The available mounting systems provide for a flexible mounting option that’s comprised of all non-conductive high temperature material. Since the IR sensors are totally passive and require no bias voltage or current, they require no re-calibration. So they are truly a set and forget item.

In electrical equipment, connections, and components (all known as a target) it’s more important to know the temperature “rise” being experienced. The “temperature rise” is the effect of the losses within the “target”. For a connection, the losses are a result of the resistance in the connection. As discussed above, the higher the contact resistance, the higher the losses, so the greater the temperature rise.

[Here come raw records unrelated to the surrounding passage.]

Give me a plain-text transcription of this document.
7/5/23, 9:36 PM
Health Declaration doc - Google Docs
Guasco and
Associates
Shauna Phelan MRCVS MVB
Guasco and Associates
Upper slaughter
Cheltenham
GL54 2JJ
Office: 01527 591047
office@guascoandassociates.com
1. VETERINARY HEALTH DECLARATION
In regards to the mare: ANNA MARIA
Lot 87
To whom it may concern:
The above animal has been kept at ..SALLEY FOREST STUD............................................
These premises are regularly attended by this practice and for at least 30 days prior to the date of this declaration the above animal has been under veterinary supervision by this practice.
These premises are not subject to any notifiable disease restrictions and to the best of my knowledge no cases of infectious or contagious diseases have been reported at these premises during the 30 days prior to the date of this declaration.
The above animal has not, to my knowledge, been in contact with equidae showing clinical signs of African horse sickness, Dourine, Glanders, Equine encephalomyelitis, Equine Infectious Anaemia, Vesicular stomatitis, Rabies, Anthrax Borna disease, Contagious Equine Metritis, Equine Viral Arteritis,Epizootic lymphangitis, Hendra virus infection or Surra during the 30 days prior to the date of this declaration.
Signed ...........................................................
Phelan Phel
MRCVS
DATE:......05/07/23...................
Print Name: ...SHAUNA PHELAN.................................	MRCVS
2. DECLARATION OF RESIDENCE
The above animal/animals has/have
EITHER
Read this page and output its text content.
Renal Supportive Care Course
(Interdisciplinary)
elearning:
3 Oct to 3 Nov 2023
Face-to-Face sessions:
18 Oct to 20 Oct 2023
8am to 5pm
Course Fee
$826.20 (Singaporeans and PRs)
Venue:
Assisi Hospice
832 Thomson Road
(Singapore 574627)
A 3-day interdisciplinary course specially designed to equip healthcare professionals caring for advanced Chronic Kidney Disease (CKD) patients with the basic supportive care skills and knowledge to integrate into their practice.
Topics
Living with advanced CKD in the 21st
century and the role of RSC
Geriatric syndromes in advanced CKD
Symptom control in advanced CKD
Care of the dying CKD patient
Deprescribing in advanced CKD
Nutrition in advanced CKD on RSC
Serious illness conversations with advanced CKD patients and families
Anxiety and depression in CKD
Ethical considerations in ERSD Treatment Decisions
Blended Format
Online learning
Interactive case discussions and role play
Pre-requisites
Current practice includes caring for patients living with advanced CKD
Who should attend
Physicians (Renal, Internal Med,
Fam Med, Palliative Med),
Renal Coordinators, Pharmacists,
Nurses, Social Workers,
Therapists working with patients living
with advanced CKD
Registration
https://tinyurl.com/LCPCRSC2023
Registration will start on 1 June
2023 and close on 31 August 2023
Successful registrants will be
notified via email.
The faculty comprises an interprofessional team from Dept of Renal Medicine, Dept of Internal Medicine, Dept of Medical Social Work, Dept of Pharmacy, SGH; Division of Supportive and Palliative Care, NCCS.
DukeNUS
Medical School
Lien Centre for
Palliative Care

Thus in thermal imaging, the accepted method of temperature measurement for electrical equipment is Delta T ( ∆T), i.e. the rise above ambient (surrounding air temp), of the target equipment being measured. The ExerTherm IR sensors employ exactly the same method.

ExerTherm IR sensors

Besides Data Centers

In as much as data centers were used as the primary example of where constant thermal monitoring is being used, ExerTherm has many more applications than just monitoring the electrical system, HVAC system, and temperature of a data center. Any facility or manufacturing plant that is focused on achieving greater uptime and getting the most from their scheduled maintenance can benefit.

Monitoring HVAC system

Monitoring electrical distribution equipment for manufacturing plants will not only maximize uptime, but also maximize safety and minimize damage. Many of the large scale manufacturing plants use much more power than a data center. This potential energy unleashed during a failure or arc flash can damage not only the electrical distribution equipment, but also very expensive robotic and manufacturing machinery and any personnel that may have been in the area as well.Explosion

Within the manufacturing machinery there are also “bearings” of concern. In high cycle rate and or close tolerance machining, minor bearing wear can increase the rejection rate. Bearings starting to wear will exhibit an increase in their operational temperature. If left unnoticed, loss of critical tolerances will cause rejects, and eventually a catastrophic failure in the machine. This failure will lead to more expensive repair and an extended down time. The same can be said for motors, gearboxes and pumps as well, leading us into the most large scale manufacturing / processing plants as well as the shipping fleets.

A larger cruise line company has deployed ExerTherm on their modern vessels. These floating cities on the water not only generate and distribute the power for their small city, but for their electric propulsion. Loss, damage or even fire of electrical equipment or drive components is much more than just unscheduled down time; like data centers and large scale manufacturing, the consequence can be significant loss of profit + additional costs. Continuous thermal monitoring provides a solution which substantially mitigates that risk.


The power to monitor any component of electrical junction or device is now available. Not only to monitor it, but also to record its profile over time, which gives us information we have never had before.  We can now know what occurred in the past, what’s happening today and predict what’s going to happen in the future. Finally giving us the power for true Predicative Maintenance in response to the never ending growth we see in front of us.